Marketing & Communications Centre > Marketing Essentials > Help Sheets > Splitting your Communications Across Different Outlets

Splitting your Communications Across Different Outlets

The number of communications outlets ready, (hopefully) willing and able to carry your group or organisation's message to the community, the state or even the world, has probably never been larger.

The advent and growth of the Internet and Pay-TV – as well as the continued strength of commercial and community television and radio, and the many and varied print media outlets and growth in niche publications – means there are more ways than ever of using the media to spread your messages.
Add to that those ever-present "non-media" communication methods like flyers, brochures, newsletters and posters, and your choice of communication medium expands further.

This sort of choice can be a boon, but it can also be a headache if your group hasn't thought about which communications methods it wants to use.

One option that can not only be cost-effective, but which makes the most of the choice in communications, is to consider a "split" or "multi-channel" communications strategy.

What is a Split Communications Strategy?

A split communications strategy is a way your community group can be smarter in how it gets its message across – and how it can spend any marketing budget it has wisely.

This sort of strategy means your group splits its marketing budget across a number of different media and/or marketing outlets.

This not only has the benefit of increasing the chances your group's messages are heard, but can also see your marketing become more effective because it is spread widely.

An example of this sort of strategy could see your community group:
  • Organise for your event to be publicised in the community notices or what's on section of your local or metropolitan newspaper;
  • Approach your media contacts for a story in the general news section of the newspaper, or in a radio or television news bulletin;
  • Promote the event on your group's website or in the email signatures of its members,
  • Provide and email message and encourage your own members and supporters to pass onto their friends or people they think would be interested;
  • Conduct a direct mail-out of information on the event to those on your database, and;
  • Print up some flyers or posters and strategically place them to promote the event.
As this example shows, an approach like this can cover a wide range of media outlets (newspaper, radio, television, on-line/Internet), as well as non-media based communication methods (flyers, posters, direct mail).

This way your group is not putting all its eggs in one basket; instead it is planning well and stretching its marketing budget to cover as many bases as possible. This helps your group get its message out to the widest possible audience while not spending too much to do so.

Studies have shown that split-media campaigns can be quite successful. A 2001 study by international consultants McKinsey and Company reported that those who had taken up a multi-channel approach had enjoyed noticeably increased sales, while reducing their cost-per-revenue ratio.

But making the most of a split-media campaign means the many strands of your communications strategy need to work in harmony with each other.
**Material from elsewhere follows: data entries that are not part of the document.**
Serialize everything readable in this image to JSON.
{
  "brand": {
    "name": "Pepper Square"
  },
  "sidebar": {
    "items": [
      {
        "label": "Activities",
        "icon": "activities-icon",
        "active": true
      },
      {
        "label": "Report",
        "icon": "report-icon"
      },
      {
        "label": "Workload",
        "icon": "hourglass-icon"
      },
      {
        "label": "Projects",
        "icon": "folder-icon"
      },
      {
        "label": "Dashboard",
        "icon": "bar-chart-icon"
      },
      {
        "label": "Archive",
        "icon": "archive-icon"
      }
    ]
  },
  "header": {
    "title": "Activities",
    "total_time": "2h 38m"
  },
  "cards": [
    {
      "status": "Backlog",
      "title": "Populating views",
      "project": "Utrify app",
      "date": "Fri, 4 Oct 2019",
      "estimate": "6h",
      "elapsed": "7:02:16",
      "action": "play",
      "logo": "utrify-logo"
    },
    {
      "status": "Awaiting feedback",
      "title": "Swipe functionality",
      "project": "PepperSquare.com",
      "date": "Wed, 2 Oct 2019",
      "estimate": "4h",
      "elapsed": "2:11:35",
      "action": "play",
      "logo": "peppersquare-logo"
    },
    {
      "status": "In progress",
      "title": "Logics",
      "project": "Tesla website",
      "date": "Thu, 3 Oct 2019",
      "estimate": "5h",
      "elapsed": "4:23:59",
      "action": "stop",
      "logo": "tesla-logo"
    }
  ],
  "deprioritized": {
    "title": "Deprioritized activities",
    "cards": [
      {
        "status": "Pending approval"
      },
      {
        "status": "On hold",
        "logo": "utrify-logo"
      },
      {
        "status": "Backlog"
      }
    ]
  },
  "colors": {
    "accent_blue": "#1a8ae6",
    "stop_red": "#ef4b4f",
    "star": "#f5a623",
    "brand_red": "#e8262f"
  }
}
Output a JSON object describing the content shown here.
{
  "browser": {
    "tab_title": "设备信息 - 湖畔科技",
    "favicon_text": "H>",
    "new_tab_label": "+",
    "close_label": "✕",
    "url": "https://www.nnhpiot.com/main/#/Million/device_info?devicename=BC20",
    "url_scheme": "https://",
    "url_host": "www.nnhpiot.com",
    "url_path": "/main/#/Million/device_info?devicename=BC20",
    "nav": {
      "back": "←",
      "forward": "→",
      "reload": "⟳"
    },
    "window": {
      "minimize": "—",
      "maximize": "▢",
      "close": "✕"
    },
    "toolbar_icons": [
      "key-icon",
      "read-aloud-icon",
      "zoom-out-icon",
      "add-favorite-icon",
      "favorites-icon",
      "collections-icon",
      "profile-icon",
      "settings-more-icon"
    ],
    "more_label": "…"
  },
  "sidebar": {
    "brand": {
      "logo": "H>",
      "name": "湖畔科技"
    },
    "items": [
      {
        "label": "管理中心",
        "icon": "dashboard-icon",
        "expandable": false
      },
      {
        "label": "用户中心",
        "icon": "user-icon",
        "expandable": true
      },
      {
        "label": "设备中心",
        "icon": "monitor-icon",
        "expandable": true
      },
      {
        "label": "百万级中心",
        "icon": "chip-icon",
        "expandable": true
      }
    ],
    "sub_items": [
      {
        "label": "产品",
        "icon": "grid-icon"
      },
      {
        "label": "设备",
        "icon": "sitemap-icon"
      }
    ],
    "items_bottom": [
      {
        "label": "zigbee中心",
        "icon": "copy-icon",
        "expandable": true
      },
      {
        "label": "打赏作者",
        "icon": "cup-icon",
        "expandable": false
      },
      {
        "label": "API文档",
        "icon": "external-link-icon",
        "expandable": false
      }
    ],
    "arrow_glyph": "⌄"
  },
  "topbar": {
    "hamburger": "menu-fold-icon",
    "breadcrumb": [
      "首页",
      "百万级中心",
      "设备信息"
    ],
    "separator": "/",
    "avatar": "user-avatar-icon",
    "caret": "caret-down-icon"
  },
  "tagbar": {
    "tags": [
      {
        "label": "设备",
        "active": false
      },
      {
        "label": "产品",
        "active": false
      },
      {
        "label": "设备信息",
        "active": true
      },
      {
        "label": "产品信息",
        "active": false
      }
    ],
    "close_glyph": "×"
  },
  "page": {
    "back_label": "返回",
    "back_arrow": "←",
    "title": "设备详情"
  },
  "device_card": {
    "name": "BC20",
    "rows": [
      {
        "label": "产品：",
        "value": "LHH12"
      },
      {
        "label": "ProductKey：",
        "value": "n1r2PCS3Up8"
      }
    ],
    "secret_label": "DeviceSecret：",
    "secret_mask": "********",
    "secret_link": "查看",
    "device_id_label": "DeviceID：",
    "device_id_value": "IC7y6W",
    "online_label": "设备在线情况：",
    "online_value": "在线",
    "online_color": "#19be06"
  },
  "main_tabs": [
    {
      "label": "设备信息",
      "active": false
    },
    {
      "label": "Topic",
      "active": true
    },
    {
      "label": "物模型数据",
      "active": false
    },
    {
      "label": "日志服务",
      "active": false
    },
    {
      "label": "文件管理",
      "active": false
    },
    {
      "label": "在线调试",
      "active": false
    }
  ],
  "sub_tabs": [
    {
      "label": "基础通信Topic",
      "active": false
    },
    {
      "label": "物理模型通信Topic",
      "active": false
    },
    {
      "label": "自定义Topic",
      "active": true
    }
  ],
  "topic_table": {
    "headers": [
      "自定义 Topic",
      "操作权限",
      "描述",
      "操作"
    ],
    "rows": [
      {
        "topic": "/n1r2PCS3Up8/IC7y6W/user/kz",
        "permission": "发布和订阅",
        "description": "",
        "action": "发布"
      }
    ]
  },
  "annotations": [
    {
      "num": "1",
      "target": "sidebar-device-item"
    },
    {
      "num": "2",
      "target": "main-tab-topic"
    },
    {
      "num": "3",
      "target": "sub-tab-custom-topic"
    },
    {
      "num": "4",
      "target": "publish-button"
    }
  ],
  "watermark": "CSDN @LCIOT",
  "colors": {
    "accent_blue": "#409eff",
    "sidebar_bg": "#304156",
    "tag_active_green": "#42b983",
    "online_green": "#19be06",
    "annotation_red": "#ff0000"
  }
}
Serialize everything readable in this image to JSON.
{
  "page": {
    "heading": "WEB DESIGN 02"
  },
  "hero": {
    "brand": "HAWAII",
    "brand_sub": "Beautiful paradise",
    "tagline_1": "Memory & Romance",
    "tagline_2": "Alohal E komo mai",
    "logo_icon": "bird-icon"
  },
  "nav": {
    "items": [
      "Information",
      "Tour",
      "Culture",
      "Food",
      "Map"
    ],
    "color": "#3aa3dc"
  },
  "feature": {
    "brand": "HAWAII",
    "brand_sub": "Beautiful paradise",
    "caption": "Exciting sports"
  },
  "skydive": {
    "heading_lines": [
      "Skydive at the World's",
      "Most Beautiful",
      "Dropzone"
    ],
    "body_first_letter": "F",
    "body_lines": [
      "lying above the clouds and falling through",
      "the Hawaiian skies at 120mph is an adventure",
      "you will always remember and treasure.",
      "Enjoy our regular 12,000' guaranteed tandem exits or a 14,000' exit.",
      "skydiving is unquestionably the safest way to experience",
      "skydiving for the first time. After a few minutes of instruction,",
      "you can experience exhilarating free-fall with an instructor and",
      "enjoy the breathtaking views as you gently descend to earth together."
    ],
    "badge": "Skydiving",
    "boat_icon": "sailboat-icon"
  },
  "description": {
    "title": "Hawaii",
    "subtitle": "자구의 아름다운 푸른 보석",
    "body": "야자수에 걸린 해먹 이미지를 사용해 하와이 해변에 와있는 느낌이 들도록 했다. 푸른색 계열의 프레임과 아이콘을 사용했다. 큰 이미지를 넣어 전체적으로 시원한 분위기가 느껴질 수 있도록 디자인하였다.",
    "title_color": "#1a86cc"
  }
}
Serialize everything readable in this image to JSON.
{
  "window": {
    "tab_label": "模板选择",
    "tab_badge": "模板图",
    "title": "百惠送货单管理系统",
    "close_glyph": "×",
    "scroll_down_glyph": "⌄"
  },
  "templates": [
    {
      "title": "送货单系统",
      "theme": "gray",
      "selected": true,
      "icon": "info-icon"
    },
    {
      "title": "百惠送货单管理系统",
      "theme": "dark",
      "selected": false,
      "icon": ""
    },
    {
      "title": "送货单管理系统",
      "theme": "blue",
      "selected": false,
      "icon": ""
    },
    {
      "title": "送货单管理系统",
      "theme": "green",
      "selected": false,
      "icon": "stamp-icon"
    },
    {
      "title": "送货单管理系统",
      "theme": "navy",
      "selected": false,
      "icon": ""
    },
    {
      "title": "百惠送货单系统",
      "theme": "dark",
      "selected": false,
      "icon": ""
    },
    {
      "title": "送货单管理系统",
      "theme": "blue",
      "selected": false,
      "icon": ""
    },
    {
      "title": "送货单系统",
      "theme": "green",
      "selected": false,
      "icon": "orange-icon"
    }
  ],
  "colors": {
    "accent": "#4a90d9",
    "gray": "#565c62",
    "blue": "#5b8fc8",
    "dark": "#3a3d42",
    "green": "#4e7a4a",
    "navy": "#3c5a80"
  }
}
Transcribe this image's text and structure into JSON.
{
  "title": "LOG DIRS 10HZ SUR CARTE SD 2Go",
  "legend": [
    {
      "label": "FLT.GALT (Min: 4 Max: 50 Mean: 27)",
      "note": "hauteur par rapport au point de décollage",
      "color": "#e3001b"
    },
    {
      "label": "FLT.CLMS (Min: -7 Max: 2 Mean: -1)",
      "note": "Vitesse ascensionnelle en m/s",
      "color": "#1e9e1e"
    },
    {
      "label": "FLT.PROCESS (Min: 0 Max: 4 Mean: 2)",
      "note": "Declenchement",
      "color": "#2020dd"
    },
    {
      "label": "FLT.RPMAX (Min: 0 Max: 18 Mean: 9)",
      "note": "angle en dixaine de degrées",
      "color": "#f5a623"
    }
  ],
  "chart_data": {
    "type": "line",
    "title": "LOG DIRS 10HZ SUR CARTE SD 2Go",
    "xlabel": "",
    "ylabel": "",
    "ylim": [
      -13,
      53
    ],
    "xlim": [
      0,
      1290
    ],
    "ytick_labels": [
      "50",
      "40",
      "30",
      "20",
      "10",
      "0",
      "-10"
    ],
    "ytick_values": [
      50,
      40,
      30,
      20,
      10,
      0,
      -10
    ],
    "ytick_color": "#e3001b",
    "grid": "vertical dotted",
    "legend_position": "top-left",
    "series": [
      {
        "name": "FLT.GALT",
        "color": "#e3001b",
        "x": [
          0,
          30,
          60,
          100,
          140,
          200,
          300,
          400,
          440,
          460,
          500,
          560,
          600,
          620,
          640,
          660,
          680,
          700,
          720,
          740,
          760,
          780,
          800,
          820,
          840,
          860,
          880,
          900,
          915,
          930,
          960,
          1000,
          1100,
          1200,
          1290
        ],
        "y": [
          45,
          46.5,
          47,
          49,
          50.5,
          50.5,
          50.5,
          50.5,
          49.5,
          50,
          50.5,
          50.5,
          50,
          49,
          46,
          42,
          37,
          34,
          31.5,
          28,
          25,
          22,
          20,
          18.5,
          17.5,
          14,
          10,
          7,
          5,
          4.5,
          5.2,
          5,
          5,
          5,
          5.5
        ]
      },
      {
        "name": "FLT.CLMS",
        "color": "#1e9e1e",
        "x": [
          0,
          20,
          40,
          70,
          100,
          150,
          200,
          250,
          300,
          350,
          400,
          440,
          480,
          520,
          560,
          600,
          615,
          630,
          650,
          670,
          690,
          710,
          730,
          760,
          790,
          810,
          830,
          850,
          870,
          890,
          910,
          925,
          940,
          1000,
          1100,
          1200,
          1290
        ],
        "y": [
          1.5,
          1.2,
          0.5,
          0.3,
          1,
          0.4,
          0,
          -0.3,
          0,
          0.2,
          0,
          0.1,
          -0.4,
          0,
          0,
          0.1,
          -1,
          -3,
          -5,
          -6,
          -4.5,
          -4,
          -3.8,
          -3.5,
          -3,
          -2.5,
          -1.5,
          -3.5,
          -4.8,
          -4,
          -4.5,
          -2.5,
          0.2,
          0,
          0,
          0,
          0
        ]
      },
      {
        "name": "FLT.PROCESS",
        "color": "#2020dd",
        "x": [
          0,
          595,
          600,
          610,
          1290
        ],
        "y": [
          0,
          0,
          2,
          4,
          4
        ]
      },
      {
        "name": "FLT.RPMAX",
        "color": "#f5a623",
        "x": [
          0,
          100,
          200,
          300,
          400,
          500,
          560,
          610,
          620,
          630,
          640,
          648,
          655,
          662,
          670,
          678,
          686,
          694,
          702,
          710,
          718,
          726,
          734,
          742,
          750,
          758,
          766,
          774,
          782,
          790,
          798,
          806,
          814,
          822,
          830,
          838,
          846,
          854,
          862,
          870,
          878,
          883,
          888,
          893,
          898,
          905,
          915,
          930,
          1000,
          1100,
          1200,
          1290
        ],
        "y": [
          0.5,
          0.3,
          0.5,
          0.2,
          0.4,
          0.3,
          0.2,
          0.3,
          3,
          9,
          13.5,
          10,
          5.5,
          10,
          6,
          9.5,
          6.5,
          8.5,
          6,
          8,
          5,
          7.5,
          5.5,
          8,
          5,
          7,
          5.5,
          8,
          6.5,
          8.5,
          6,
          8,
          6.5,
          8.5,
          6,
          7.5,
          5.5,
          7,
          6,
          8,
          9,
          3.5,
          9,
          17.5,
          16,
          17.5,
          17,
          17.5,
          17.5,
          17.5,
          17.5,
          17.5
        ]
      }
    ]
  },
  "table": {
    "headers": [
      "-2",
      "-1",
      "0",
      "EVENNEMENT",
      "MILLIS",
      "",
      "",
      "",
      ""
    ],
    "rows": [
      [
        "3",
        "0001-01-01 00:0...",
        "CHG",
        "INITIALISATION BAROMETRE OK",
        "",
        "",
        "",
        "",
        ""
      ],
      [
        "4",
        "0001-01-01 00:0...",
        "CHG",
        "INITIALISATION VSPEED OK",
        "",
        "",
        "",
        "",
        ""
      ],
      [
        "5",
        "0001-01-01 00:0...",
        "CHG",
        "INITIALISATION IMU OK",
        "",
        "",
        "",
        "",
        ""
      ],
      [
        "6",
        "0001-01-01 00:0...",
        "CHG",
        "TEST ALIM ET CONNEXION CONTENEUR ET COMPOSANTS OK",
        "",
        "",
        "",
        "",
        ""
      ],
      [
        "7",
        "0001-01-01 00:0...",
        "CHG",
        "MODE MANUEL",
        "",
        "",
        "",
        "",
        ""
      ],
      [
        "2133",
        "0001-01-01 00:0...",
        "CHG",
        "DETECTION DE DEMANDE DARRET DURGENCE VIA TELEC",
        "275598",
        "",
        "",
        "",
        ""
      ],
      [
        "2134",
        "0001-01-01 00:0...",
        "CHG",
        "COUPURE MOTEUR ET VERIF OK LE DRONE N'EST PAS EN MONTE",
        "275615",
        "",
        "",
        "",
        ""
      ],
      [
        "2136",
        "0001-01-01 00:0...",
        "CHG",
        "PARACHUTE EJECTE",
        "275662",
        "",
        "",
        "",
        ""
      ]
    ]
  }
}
That's where integrating your campaign comes into play.

Integrating your Communications Strategy

Integrating your communications strategy can take on a number of forms. Two of the more common campaign styles are a matching campaign and a joined-up approach.

A matching campaign is where your community group's communications, no matter what medium they are featured in, look similar and carry similar messages.

For example, if your group is staging a major appeal, your newspaper, radio, direct mail, Internet, brochure and television coverage could include the same core information (contact details, reasons behind the appeal, call for support, etc).

Each would then have subtle differences depending on the medium carrying the message – compelling pictures or visuals for television and printed coverage, personalised messages in direct mail, sound effects/voice-overs in radio.

This type of campaign is related to the concept of branding – where your group or organisation defines and promotes an identity through consistency in appearance, message and themes. Of course it then has to back up this stated identity with its actions.

For more information on branding, refer to the help sheets Branding and Your Community Group, Part 1 and Part 2, at the Media & Marketing Centre.

A joined-up approach is where different media or communications mediums perform different functions at different times within a wider communications campaign.

Using the major appeal example above, a joined-up approach could see you:
  • Firstly direct mail to those on your contact list or database to get them interested, before.
  • Varied media coverage through a story or two on the news and then.
  • Community service announcements or free community calendar ads to build interest among the rest of the public.
The overall strategy is meant to flow seamlessly through each of its different parts.

Parts of the strategy would also refer interested people to other communications points for more information – a common example of this is to have a television or radio advertisement referring to your group's Internet site for more information.

Again, branding can (and should) play a role in this type of strategy. Throughout the varied communications streams, a "common thread" – be it a logo, slogan or theme – can be used. This "thread" can also increase recognition of your group.